Nice article! I can answer some of the questions you have:
You may have noticed the new
.p2align directive. Why does that need to be there? I have no clue, but if it's not there the program will segfault immediately.
ARM requires instructions to be aligned to 4 bytes. Your
.p2align directive aligns it to 2^12 bytes which is more than enough. Without it you would get a 2 byte alignment as 30006 before it, which is not a multiple of 4.
The compiled aarch64 program is only a little faster than the interpreter, and much slower than the compiled x86_64 program, however that's to be expected since I'm running the aarch64 program on an x86_64 machine and using QEMU as an aarch64 CPU emulator. If I was running the aarch64 program on an aarch64 machine I imagine it'd be just as fast as the compiled x86_64 program.
Did you run the interpreter using QEMU too?
Re the WASM benchmark: It could be interesting to see the perf improvements of running wasm-opt.
Given how incredibly simplistic brainfuck programs are I'm surprised the LLVM IR optimizer still found so much room for improvement.
It was probably able to replace part of the memory accesses with register accesses.
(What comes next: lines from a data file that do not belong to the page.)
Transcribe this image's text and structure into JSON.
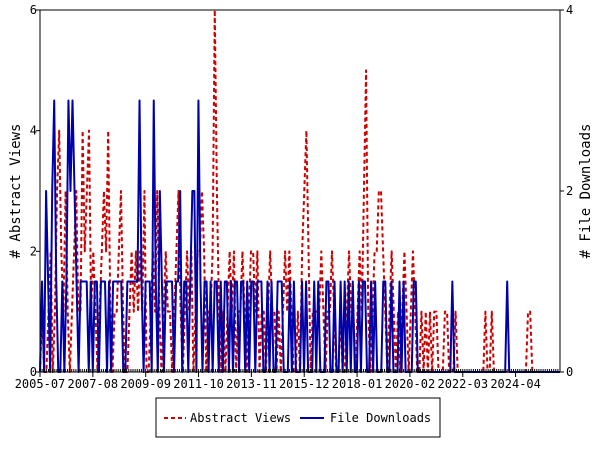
{
  "chart_data": {
    "type": "line",
    "title": "",
    "ylabel_left": "# Abstract Views",
    "ylabel_right": "# File Downloads",
    "ylim_left": [
      0,
      6
    ],
    "ylim_right": [
      0,
      4
    ],
    "yticks_left": [
      "0",
      "2",
      "4",
      "6"
    ],
    "yticks_right": [
      "0",
      "2",
      "4"
    ],
    "x_start": "2005-07",
    "x_end": "2026-01",
    "xtick_labels": [
      "2005-07",
      "2007-08",
      "2009-09",
      "2011-10",
      "2013-11",
      "2015-12",
      "2018-01",
      "2020-02",
      "2022-03",
      "2024-04"
    ],
    "legend_position": "bottom-center",
    "grid": false,
    "series": [
      {
        "name": "Abstract Views",
        "axis": "left",
        "color": "#cc0000",
        "style": "dashed",
        "values": [
          0,
          1,
          0,
          0,
          1,
          2,
          0,
          1,
          3,
          4,
          2,
          1,
          3,
          1,
          0,
          1,
          2,
          3,
          1,
          1,
          4,
          2,
          3,
          4,
          1,
          2,
          1,
          0,
          1,
          2,
          3,
          2,
          4,
          1,
          0,
          1,
          1,
          2,
          3,
          1,
          0,
          0,
          1,
          2,
          1,
          2,
          1,
          2,
          1,
          3,
          0,
          0,
          1,
          2,
          1,
          3,
          1,
          0,
          1,
          2,
          1,
          1,
          0,
          1,
          2,
          3,
          1,
          0,
          1,
          2,
          1,
          2,
          0,
          1,
          2,
          2,
          3,
          2,
          0,
          1,
          1,
          2,
          6,
          3,
          1,
          0,
          1,
          0,
          1,
          2,
          1,
          2,
          0,
          1,
          1,
          2,
          1,
          0,
          1,
          2,
          2,
          1,
          2,
          0,
          1,
          1,
          0,
          1,
          2,
          1,
          1,
          0,
          1,
          0,
          1,
          2,
          1,
          2,
          1,
          0,
          0,
          1,
          0,
          2,
          3,
          4,
          2,
          0,
          1,
          1,
          1,
          1,
          2,
          1,
          0,
          1,
          1,
          2,
          1,
          0,
          0,
          1,
          0,
          0,
          1,
          2,
          1,
          1,
          0,
          1,
          2,
          1,
          3,
          5,
          1,
          0,
          1,
          2,
          2,
          3,
          3,
          2,
          1,
          0,
          1,
          2,
          1,
          0,
          1,
          0,
          1,
          2,
          1,
          0,
          1,
          2,
          1,
          0,
          0,
          1,
          0,
          1,
          0,
          1,
          0,
          1,
          1,
          0,
          0,
          0,
          1,
          1,
          0,
          0,
          0,
          1,
          0,
          0,
          0,
          0,
          0,
          0,
          0,
          0,
          0,
          0,
          0,
          0,
          0,
          1,
          0,
          0,
          1,
          0,
          0,
          0,
          0,
          0,
          0,
          0,
          0,
          0,
          0,
          0,
          0,
          0,
          0,
          0,
          0,
          1,
          1,
          0,
          0,
          0,
          0,
          0,
          0,
          0,
          0,
          0,
          0,
          0,
          0,
          0,
          0
        ]
      },
      {
        "name": "File Downloads",
        "axis": "right",
        "color": "#0000aa",
        "style": "solid",
        "values": [
          0,
          1,
          0,
          2,
          1,
          0,
          2,
          3,
          1,
          0,
          0,
          1,
          0,
          1,
          3,
          2,
          3,
          2,
          1,
          0,
          1,
          1,
          1,
          1,
          0,
          1,
          0,
          1,
          1,
          0,
          1,
          1,
          1,
          0,
          1,
          0,
          1,
          1,
          1,
          1,
          1,
          0,
          0,
          1,
          1,
          1,
          1,
          1,
          1,
          3,
          1,
          0,
          1,
          1,
          1,
          0,
          3,
          1,
          0,
          2,
          1,
          0,
          1,
          1,
          1,
          1,
          0,
          1,
          1,
          2,
          0,
          1,
          1,
          0,
          1,
          2,
          2,
          0,
          3,
          1,
          0,
          1,
          1,
          0,
          1,
          0,
          1,
          1,
          0,
          1,
          0,
          1,
          1,
          0,
          1,
          0,
          1,
          1,
          0,
          1,
          1,
          0,
          1,
          0,
          1,
          1,
          0,
          1,
          1,
          1,
          0,
          0,
          1,
          0,
          1,
          0,
          0,
          1,
          1,
          1,
          0,
          0,
          0,
          1,
          0,
          1,
          0,
          0,
          0,
          1,
          0,
          1,
          0,
          0,
          0,
          1,
          0,
          1,
          0,
          0,
          0,
          1,
          1,
          0,
          0,
          1,
          0,
          0,
          1,
          0,
          1,
          0,
          1,
          0,
          1,
          0,
          0,
          1,
          0,
          1,
          1,
          0,
          0,
          1,
          0,
          1,
          0,
          0,
          0,
          1,
          1,
          0,
          0,
          1,
          0,
          0,
          0,
          1,
          0,
          1,
          0,
          0,
          0,
          0,
          1,
          1,
          0,
          0,
          0,
          0,
          0,
          0,
          0,
          0,
          0,
          0,
          0,
          0,
          0,
          0,
          0,
          0,
          0,
          1,
          0,
          0,
          0,
          0,
          0,
          0,
          0,
          0,
          0,
          0,
          0,
          0,
          0,
          0,
          0,
          0,
          0,
          0,
          0,
          0,
          0,
          0,
          0,
          0,
          0,
          0,
          1,
          0,
          0,
          0,
          0,
          0,
          0,
          0,
          0,
          0,
          0,
          0,
          0,
          0,
          0,
          0,
          0,
          0,
          0,
          0,
          0,
          0,
          0,
          0,
          0,
          0,
          0
        ]
      }
    ]
  },
  "legend": {
    "views_label": "Abstract Views",
    "downloads_label": "File Downloads"
  }
}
You could look at the optimized llvm ir to see if this is the case.
Apparently if the data in your program is aligned everything is faster and if it's unaligned it's either slow or completely unusable. But why? What is it with all this magical alignment stuff?
A processor divides several internal structures into fixed size bins. For example the cache consists of cache lines that on most x86 systems are 64 bytes big. These internal structures are always aligned to their own size. This means that it can avoid storing the least significant bits of the address and means that there is overlap if and only if the address is equal. If your data is not aligned, it would be necessary to access two cache lines to perform a single load or store. On x86 this is simply extra work, slowing things down, but on arm for simplicity reasons many processors don't support it at all and simply trap. The OS may be able to emulate support, but this is of course terrible for performance. x86 also doesn't allow it for vector loads/stores unless you explicitly use the unaligned instruction variant. Another reason that you must keep your data aligned is that LLVM exploits the alignment requirements rustc tells it to generate faster code. https://pzemtsov.github.io/2016/11/06/bug-story-alignment-on-x86.html
If you have more questions, feel free to ask here or PM me on rust-lang.zulipchat.com. I have had to learn about these low-level concepts myself over the past two years as part of writing rustc_codegen_cranelift.